Sistema di accoglienza
Migranti, sgomberato il Baobab
il manifesto, 4-12-2015
Valentina Brinis, Valentina Calderone
Mentre state leggendo questo articolo, è molto probabile che siano in corso le operazioni per chiudere definitivamente il centro Baobab.
Negli ultimi mesi, esattamente dal giugno scorso, il Baobab è diventato un vero e proprio punto di riferimento per i migranti in transito. Ovvero per tutti quelli che dopo essere sbarcati sulle coste siciliane tentavano di percorrere la penisola senza essere identificati e superare i confini con la Francia, la Svizzera e l'Austria. Lasciare le impronte in Italia, infatti, significa rimanere legati a questo paese e non potere continuare il viaggio, come prevede il Regolamento di Dublino. In esso, però, è contenuto un altro passaggio che non viene quasi mai citato e applicato. Si tratta della possibilità per il migrante di ricongiungersi a un familiare residente in uno stato europeo, ovvero di raggiungerlo legalmente e in totale sicurezza senza dover affrontare viaggi lunghi ed estenuanti. Le testimonianze di chi ha tentato di arrivare in Svezia o in Germania senza avere il titolo per farlo (perché privi del visto) riportano tratti comuni: difficoltà a oltrepassare la frontiera a causa dei numerosi controlli, interminabili ore, quando non giorni, trascorse nelle stazioni in attesa del momento più opportuno per partire e, infine, la mente e il corpo concentrati su una priorità: evitare di essere identificati.

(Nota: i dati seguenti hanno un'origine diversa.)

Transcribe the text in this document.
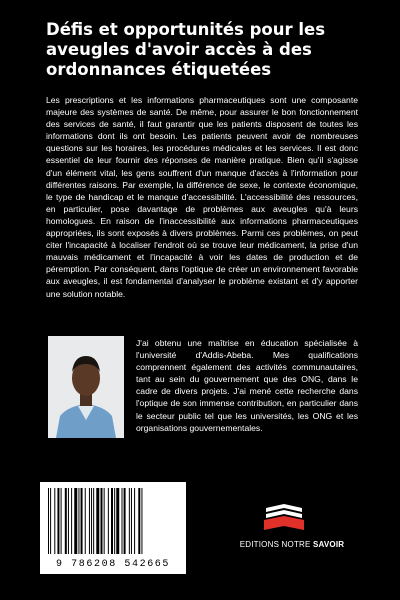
Défis et opportunités pour les aveugles d'avoir accès à des ordonnances étiquetées

Les prescriptions et les informations pharmaceutiques sont une composante majeure des systèmes de santé. De même, pour assurer le bon fonctionnement des services de santé, il faut garantir que les patients disposent de toutes les informations dont ils ont besoin. Les patients peuvent avoir de nombreuses questions sur les horaires, les procédures médicales et les services. Il est donc essentiel de leur fournir des réponses de manière pratique. Bien qu'il s'agisse d'un élément vital, les gens souffrent d'un manque d'accès à l'information pour différentes raisons. Par exemple, la différence de sexe, le contexte économique, le type de handicap et le manque d'accessibilité. L'accessibilité des ressources, en particulier, pose davantage de problèmes aux aveugles qu'à leurs homologues. En raison de l'inaccessibilité aux informations pharmaceutiques appropriées, ils sont exposés à divers problèmes. Parmi ces problèmes, on peut citer l'incapacité à localiser l'endroit où se trouve leur médicament, la prise d'un mauvais médicament et l'incapacité à voir les dates de production et de péremption. Par conséquent, dans l'optique de créer un environnement favorable aux aveugles, il est fondamental d'analyser le problème existant et d'y apporter une solution notable.

J'ai obtenu une maîtrise en éducation spécialisée à l'université d'Addis-Abeba. Mes qualifications comprennent également des activités communautaires, tant au sein du gouvernement que des ONG, dans le cadre de divers projets. J'ai mené cette recherche dans l'optique de son immense contribution, en particulier dans le secteur public tel que les universités, les ONG et les organisations gouvernementales.

9 786208 542665
EDITIONS NOTRE SAVOIR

Da questo punto di vista, il Baobab riveste un ruolo cruciale. Qui, grazie alla generosa e tenace mobilitazione di cittadini-volontari, queste persone hanno trovato un “ristoro”, un alloggio per la notte, pasti caldi, medici per screening sanitari e operatori legali per informazioni sulle normative italiane e europee. La città di Roma è stata la prima in Italia a dover prendere atto di una realtà non più trascurabile: quando nel 2011 gli afghani che da anni si accampavano nei dintorni della stazione Ostiense vennero definitivamente sgomberati, le associazioni che si occupavano di assistenza sanitaria e legale, come Medici per i Diritti Umani, il Consiglio Italiano per i Rifugiati e A Buon Diritto, pretesero e ottennero che la nuova sistemazione includesse i transitanti, com'era la maggior parte della popolazione che lì viveva.

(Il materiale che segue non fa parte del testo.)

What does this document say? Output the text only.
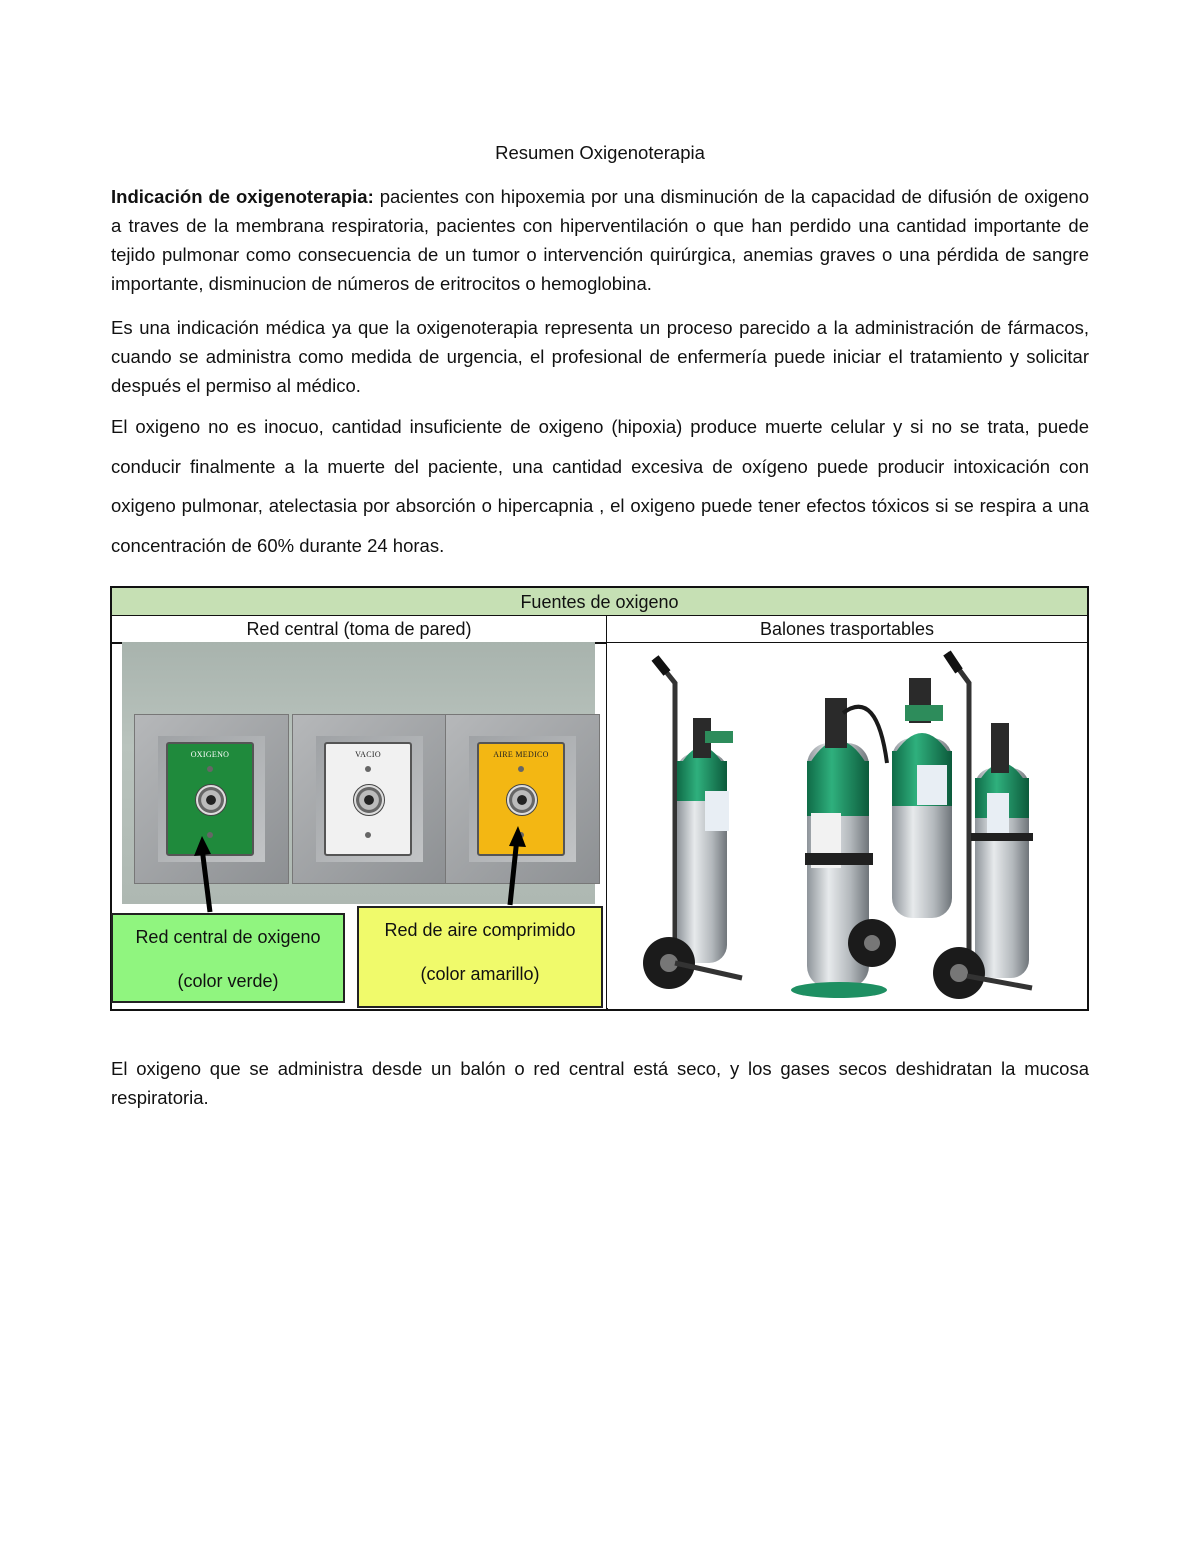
Resumen Oxigenoterapia

Indicación de oxigenoterapia: pacientes con hipoxemia por una disminución de la capacidad de difusión de oxigeno a traves de la membrana respiratoria, pacientes con hiperventilación o que han perdido una cantidad importante de tejido pulmonar como consecuencia de un tumor o intervención quirúrgica, anemias graves o una pérdida de sangre importante, disminucion de números de eritrocitos o hemoglobina.

Es una indicación médica ya que la oxigenoterapia representa un proceso parecido a la administración de fármacos, cuando se administra como medida de urgencia, el profesional de enfermería puede iniciar el tratamiento y solicitar después el permiso al médico.

El oxigeno no es inocuo, cantidad insuficiente de oxigeno (hipoxia) produce muerte celular y si no se trata, puede conducir finalmente a la muerte del paciente, una cantidad excesiva de oxígeno puede producir intoxicación con oxigeno pulmonar, atelectasia por absorción o hipercapnia , el oxigeno puede tener efectos tóxicos si se respira a una concentración de 60% durante 24 horas.

Fuentes de oxigeno
Red central (toma de pared)	Balones trasportables
OXIGENO	VACIO	AIRE MEDICO
Red central de oxigeno
(color verde)
Red de aire comprimido
(color amarillo)

El oxigeno que se administra desde un balón o red central está seco, y los gases secos deshidratan la mucosa respiratoria.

Ecco perché Roma non è nuova a queste vicende, ed ecco perché non è concepibile che dopo anni di esperienza si abbia la sensazione di essere tornati al punto di partenza. La tenda degli afghani è chiusa e il centro Baobab è potuto esistere solo grazie al lavoro di volontari che hanno prestato, prima ancora che ai migranti, un servizio alla collettività svolgendo un'opera di contenimento sociale e sanitario. La situazione a oggi è che il Comune di Roma deve riconsegnare i locali al legittimo proprietario, e ha proposto il ricollocamento per quasi tutti gli ospiti del Baobab. L'altro ieri sono state trasferite 39 persone in centri di accoglienza, privilegiando i soggetti più vulnerabili. Alcune delle soluzioni individuate sono nelle strutture per l'emergenza freddo, di sicuro non ideali, anche se innegabilmente meglio della prospettiva di notti invernali sotto i portici della stazione all'addiaccio. Ma la vera questione rimane, ed è tutta politica. Cosa sarebbe successo se non ci fosse stato un gruppo di cittadini che con impegno e passione ha gestito, senza alcun supporto istituzionale, le 35mile persone transitate al Baobab in questi mesi? Il tempo delle emergenze è finito – sempre che ci sia mai stato – ed è ora di concentrarsi sulla costruzione di progetti degni di questo nome. E perché no, magari proprio prendendo spunto dall'esperienza positiva della collaborazione tra soggetti diversi creatasi al Baobab.